The spiral arms of NGC 628 have been photographed before, but images of the galaxy taken in visible light by the The Hubble Space Telescope looks nothing like the purple spiral structure seen in Webb’s mid-infrared image..
“You look at this galaxy with Hubble or ground-based telescopes,” Dr. Brammer commented, “and you see blue stars, you see red stars, you see spiral arms, you see corridors of dust.” The expert explained that “in the mid-infrared, what you actually see is the opposite of that, where that dust is no longer being absorbed; in fact, we are directly observing this dust shining now, because the dust itself is what emits.
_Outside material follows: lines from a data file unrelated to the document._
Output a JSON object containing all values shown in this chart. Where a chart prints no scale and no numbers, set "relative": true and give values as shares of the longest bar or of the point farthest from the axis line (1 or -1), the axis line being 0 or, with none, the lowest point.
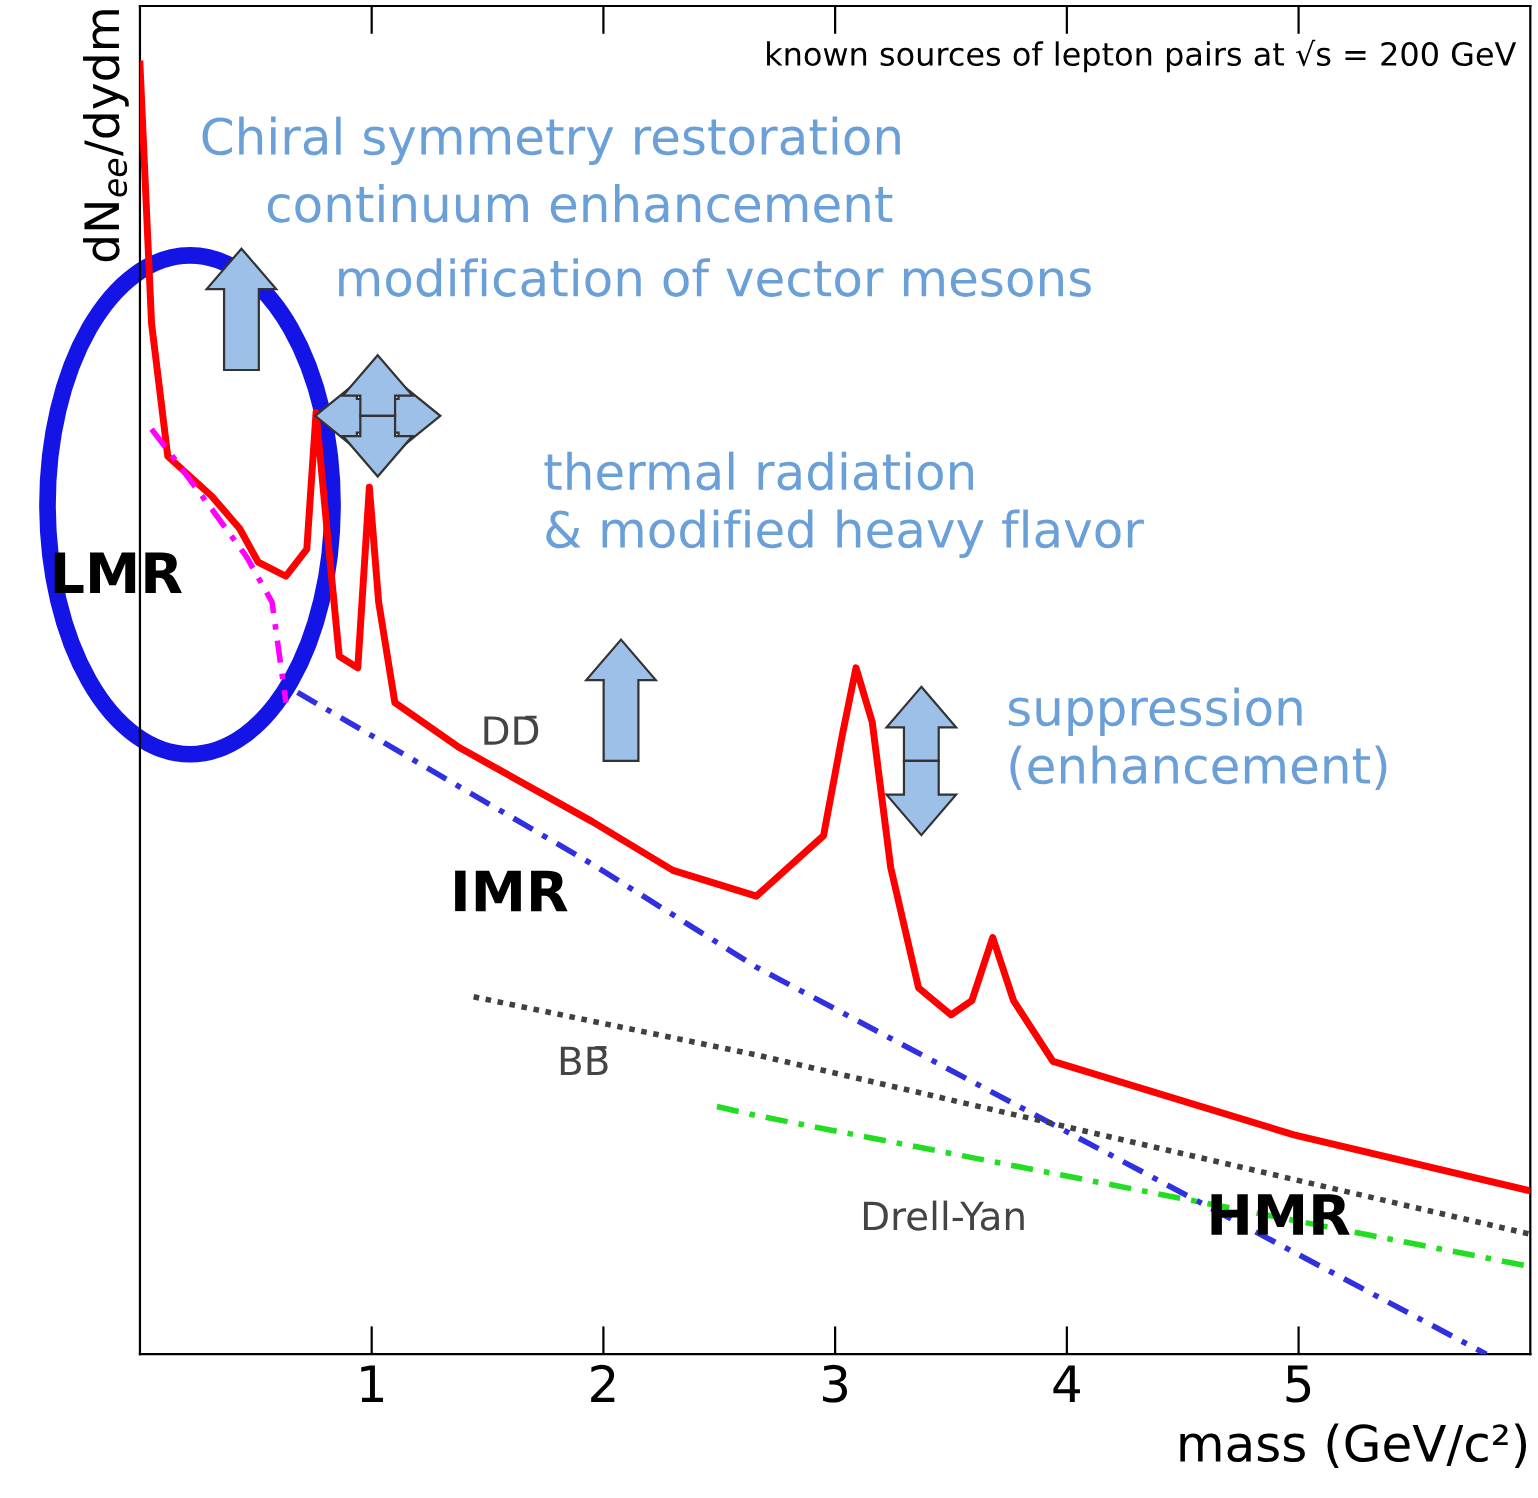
{
  "chart_data": {
    "type": "line",
    "relative": true,
    "xlabel": "mass (GeV/c²)",
    "ylabel": "dN$_{ee}$/dydm",
    "xlim": [
      0,
      6
    ],
    "xticks": [
      1,
      2,
      3,
      4,
      5
    ],
    "tick_labels": "x",
    "grid": false,
    "legend": false,
    "series": [
      {
        "color": "#ff0000",
        "line_style": "solid",
        "x": [
          0,
          0.05,
          0.12,
          0.31,
          0.43,
          0.51,
          0.63,
          0.72,
          0.76,
          0.81,
          0.86,
          0.94,
          0.99,
          1.03,
          1.1,
          1.38,
          1.95,
          2.3,
          2.66,
          2.95,
          3.03,
          3.09,
          3.16,
          3.24,
          3.36,
          3.5,
          3.59,
          3.68,
          3.77,
          3.94,
          4.98,
          5.99
        ],
        "values": [
          1.0,
          0.799,
          0.696,
          0.665,
          0.64,
          0.614,
          0.603,
          0.624,
          0.73,
          0.634,
          0.541,
          0.532,
          0.672,
          0.583,
          0.505,
          0.47,
          0.413,
          0.375,
          0.355,
          0.402,
          0.479,
          0.532,
          0.49,
          0.377,
          0.284,
          0.263,
          0.274,
          0.323,
          0.274,
          0.227,
          0.17,
          0.127
        ]
      },
      {
        "color": "#ff00ff",
        "line_style": "dashed",
        "x": [
          0.05,
          0.14,
          0.31,
          0.46,
          0.57,
          0.63
        ],
        "values": [
          0.717,
          0.696,
          0.655,
          0.618,
          0.583,
          0.505
        ]
      },
      {
        "color": "#3030e0",
        "line_style": "dashed",
        "x": [
          0.68,
          1.95,
          2.66,
          5.81
        ],
        "values": [
          0.513,
          0.38,
          0.3,
          0.0
        ]
      },
      {
        "color": "#404040",
        "line_style": "dotted",
        "x": [
          1.44,
          2.66,
          6.0
        ],
        "values": [
          0.277,
          0.232,
          0.093
        ]
      },
      {
        "color": "#22dd22",
        "line_style": "dashed",
        "x": [
          2.49,
          2.66,
          6.0
        ],
        "values": [
          0.192,
          0.185,
          0.068
        ]
      }
    ],
    "annotations": [
      "known sources of lepton pairs at √s = 200 GeV",
      "Chiral symmetry restoration",
      "continuum enhancement",
      "modification of vector mesons",
      "thermal radiation\n& modified heavy flavor",
      "suppression\n(enhancement)",
      "DD̄",
      "BB̄",
      "Drell-Yan",
      "LMR",
      "IMR",
      "HMR"
    ]
  }
}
We actually see a picture of the gas and dust in this galaxy, rather than the stars”.
Webb, in fact, took the image of NGC 628 on July 17 and sent it back to Earth.where they were recorded in the MAST (Barbara Mikulski Archive for Space Telescopes), where the data is accessible to everyone, including the public.
The telescope has hardly been idle after taking the first images of the deep universe that NASA revealed on July 12, and it is continuously taking images and placing them in the MAST archive, according to Dr Brammer.
“We’ve waited for Webb in some cases for decades and we’ve all been, without much sleep over the past week, watching and looking at as many different images of Webb as we can.said Dr. Brammer. “Everything is very spectacular.”